Parágrafo único. Na ausência do presidente da Assembleia e de qualquer membro da Mesa, a sessão será aberta pelo deputado presente que haja exercido, mais recentemente, e em caráter efetivo, a Presidência, as Vice-Presidências e as Secretarias ou, na falta deste, pelo mais idoso, dentre os de maior número de mandatos.

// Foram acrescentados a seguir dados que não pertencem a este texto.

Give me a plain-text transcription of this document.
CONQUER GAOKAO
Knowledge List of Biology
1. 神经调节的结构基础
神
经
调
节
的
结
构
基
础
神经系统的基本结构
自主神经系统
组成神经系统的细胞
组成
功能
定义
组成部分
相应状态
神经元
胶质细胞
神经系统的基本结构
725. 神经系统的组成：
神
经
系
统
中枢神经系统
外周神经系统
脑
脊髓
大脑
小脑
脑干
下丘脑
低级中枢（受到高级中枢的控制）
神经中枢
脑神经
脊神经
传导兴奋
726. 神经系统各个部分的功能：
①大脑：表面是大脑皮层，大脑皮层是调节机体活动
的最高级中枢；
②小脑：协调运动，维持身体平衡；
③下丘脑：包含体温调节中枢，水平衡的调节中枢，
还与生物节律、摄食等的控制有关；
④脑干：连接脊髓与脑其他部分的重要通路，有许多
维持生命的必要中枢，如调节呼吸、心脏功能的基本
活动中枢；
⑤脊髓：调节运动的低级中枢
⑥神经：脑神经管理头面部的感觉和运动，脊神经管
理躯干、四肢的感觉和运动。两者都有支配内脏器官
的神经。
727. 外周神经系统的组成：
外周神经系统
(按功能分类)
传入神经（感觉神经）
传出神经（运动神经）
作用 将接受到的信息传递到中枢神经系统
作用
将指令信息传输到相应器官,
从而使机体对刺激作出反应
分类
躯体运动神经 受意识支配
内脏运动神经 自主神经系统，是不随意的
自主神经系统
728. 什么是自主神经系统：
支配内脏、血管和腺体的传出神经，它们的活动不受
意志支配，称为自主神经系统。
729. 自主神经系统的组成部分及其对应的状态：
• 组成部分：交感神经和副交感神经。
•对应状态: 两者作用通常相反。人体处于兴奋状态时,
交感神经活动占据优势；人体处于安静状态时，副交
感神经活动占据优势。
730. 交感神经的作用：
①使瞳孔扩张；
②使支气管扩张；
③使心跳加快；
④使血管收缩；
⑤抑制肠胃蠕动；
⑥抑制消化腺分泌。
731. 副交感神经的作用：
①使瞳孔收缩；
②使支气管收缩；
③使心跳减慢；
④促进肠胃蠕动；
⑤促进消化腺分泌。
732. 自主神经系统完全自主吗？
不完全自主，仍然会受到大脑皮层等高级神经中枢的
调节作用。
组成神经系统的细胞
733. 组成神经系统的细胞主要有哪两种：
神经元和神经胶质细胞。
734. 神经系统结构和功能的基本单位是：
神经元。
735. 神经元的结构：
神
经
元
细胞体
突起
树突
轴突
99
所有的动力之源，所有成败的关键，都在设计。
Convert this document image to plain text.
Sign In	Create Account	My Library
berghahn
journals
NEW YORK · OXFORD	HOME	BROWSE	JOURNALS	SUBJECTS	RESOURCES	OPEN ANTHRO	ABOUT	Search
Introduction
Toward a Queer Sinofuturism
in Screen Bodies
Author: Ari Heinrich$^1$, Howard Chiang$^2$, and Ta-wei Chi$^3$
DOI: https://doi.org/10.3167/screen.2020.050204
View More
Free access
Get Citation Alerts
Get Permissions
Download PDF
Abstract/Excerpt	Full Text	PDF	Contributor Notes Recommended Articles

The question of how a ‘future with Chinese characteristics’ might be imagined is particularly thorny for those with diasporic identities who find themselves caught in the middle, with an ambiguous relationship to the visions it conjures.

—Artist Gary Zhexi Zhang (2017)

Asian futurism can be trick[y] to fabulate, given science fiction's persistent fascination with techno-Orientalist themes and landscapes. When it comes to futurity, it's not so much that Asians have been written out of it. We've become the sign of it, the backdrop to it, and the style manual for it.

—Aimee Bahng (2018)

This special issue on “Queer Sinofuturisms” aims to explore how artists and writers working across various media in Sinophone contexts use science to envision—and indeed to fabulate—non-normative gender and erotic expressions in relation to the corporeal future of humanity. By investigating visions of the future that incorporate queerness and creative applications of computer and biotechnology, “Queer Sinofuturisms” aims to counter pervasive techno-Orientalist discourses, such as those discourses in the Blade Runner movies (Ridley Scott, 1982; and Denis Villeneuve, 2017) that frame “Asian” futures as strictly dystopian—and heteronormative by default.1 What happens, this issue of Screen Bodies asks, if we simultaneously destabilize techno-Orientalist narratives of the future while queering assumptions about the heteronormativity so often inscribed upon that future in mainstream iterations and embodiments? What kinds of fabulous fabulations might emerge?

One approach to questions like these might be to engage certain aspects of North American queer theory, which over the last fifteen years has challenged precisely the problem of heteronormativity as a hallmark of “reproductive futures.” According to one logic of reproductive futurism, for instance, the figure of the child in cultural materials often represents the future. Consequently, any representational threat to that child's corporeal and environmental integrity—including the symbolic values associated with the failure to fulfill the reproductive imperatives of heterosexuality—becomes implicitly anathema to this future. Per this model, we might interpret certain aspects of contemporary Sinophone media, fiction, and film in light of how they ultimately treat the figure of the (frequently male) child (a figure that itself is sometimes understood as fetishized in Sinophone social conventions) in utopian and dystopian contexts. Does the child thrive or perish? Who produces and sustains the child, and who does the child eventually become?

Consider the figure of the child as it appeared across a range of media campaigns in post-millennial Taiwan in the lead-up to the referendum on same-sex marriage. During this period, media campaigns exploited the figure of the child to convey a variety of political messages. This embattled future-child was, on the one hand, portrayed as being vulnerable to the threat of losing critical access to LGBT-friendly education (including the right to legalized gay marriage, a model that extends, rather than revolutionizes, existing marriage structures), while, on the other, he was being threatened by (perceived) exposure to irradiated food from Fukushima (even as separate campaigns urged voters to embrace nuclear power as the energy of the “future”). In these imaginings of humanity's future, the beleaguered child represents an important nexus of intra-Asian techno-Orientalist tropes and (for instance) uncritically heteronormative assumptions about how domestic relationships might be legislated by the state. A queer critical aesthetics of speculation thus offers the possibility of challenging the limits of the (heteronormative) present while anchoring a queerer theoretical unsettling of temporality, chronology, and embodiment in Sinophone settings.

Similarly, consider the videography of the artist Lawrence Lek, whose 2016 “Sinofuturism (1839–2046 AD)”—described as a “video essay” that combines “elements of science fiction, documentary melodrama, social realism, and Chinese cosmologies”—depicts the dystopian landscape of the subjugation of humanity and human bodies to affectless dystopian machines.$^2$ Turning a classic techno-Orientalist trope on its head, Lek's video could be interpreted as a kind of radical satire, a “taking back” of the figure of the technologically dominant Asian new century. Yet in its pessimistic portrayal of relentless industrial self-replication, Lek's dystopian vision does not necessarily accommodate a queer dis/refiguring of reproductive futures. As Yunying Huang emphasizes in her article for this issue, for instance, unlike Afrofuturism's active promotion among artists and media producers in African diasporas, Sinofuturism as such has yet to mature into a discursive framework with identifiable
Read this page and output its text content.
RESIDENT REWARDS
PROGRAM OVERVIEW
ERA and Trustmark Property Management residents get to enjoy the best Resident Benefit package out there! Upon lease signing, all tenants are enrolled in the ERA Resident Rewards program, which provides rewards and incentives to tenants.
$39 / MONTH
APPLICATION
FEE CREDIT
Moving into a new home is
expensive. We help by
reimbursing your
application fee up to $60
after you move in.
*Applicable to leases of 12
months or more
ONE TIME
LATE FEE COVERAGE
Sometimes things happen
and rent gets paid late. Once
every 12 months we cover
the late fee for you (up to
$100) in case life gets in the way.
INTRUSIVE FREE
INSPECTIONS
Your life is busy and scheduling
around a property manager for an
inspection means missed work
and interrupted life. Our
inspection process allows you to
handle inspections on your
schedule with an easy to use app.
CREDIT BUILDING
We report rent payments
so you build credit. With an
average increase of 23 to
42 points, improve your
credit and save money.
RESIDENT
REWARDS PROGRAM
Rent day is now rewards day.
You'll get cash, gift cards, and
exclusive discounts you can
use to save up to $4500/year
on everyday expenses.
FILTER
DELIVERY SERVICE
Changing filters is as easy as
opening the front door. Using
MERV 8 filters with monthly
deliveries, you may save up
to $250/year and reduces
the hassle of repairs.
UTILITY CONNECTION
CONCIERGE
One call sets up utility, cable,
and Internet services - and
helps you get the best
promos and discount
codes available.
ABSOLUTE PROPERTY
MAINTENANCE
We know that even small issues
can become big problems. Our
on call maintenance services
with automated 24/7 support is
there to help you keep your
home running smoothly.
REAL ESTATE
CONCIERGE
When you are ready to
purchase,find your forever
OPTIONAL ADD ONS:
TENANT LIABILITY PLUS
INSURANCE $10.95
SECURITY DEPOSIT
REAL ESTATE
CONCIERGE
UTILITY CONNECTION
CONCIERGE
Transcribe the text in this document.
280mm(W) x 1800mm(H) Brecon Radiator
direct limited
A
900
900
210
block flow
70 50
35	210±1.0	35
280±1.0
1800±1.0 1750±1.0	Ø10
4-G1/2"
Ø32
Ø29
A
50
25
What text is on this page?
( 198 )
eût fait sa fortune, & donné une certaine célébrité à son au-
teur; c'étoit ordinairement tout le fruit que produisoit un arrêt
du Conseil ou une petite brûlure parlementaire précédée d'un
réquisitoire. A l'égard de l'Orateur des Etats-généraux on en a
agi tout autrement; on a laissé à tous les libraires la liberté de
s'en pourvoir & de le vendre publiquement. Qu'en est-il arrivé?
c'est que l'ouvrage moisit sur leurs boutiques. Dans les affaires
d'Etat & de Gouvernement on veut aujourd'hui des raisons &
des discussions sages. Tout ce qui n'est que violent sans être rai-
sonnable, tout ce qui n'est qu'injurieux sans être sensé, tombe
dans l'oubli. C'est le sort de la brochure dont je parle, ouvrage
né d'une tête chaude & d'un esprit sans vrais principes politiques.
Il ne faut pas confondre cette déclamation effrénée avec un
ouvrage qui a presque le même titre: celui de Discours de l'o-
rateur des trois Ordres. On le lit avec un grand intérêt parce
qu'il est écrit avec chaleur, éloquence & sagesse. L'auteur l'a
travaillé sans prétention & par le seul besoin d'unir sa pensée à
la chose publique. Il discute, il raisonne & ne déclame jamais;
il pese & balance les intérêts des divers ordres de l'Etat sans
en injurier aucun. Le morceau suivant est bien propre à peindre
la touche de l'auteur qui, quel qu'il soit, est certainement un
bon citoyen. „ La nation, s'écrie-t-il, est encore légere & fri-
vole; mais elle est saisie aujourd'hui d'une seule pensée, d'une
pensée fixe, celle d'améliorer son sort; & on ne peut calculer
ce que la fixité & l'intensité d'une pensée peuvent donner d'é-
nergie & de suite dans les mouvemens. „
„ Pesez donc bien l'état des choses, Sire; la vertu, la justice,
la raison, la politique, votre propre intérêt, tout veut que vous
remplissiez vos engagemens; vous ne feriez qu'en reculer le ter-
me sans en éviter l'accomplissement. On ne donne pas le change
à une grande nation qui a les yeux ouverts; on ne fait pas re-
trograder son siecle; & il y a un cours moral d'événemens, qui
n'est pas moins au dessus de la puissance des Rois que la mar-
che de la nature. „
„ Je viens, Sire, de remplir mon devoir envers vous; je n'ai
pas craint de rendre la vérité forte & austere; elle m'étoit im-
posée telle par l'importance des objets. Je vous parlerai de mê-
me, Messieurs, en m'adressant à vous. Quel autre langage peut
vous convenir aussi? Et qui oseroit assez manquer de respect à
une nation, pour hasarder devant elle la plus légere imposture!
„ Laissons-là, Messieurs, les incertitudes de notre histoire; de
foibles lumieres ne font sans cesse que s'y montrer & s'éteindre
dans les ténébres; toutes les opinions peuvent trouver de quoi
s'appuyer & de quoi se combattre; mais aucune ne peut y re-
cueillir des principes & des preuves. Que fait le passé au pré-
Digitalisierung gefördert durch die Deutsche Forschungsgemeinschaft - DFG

Art. 170. A presença dos deputados para efeito de constatação do número necessário à abertura dos trabalhos e para a votação será verificada pelo painel eletrônico e, em caso de pane no equipamento eletrônico, pela lista organizada em ordem alfabética dos seus nomes parlamentares.
§ 1.º Verificada a presença mínima de 1/3 (um terço) dos membros da Assembleia, o presidente declarará aberta a sessão, em caso contrário, aguardará, durante 20 (vinte) minutos, o comparecimento de deputados que perfaçam o número legal, após o que, persistindo a falta de quorum, declarará que não pode haver sessão, lavrando-se a competente ata.
§ 2.º Não havendo sessão, por falta de quorum, serão despachados os papéis do expediente, independentemente da leitura”.

E o Regimento Interno da Assembleia também diz como deve ser lavrada a ata da sessão:  Seção VIII – Das Atas das Sessões

“Art. 190. Das sessões da Assembleia, lavrar-se-á ata resumida, com os nomes dos deputados presentes e ausentes, bem assim, exposição sucinta dos trabalhos, a qual será lida na sessão seguinte, disponibilizada previamente por meio eletrônico.
Art. 191. Não havendo número regimental para a sessão, lavrar-se-á a ata respectiva, na qual será mencionado o expediente despachado e os nomes dos deputados presentes, ausentes e, inclusive, os que se encontrem de licença e no desempenho de missão oficial.
Art. 192. A ata da última sessão de cada período legislativo ou da convocação extraordinária será lida e aprovada, com qualquer número, antes de seu encerramento.
Art. 193. Da ata da sessão não constará informação ou dado sobre o qual recaia qualquer tipo de sigilo ou proteção legal.
§ 1.º As informações ou os dados com esse caráter solicitados por comissões serão confiados pelo presidente da Assembleia aos respectivos presidentes para que as leiam aos seus pares, e os solicitados por deputados, serão lidos por estes perante os mesmos, observadas as responsabilidades legais.
§ 2.º Cumpridas as formalidades a que se refere o § 1.º, serão arquivados.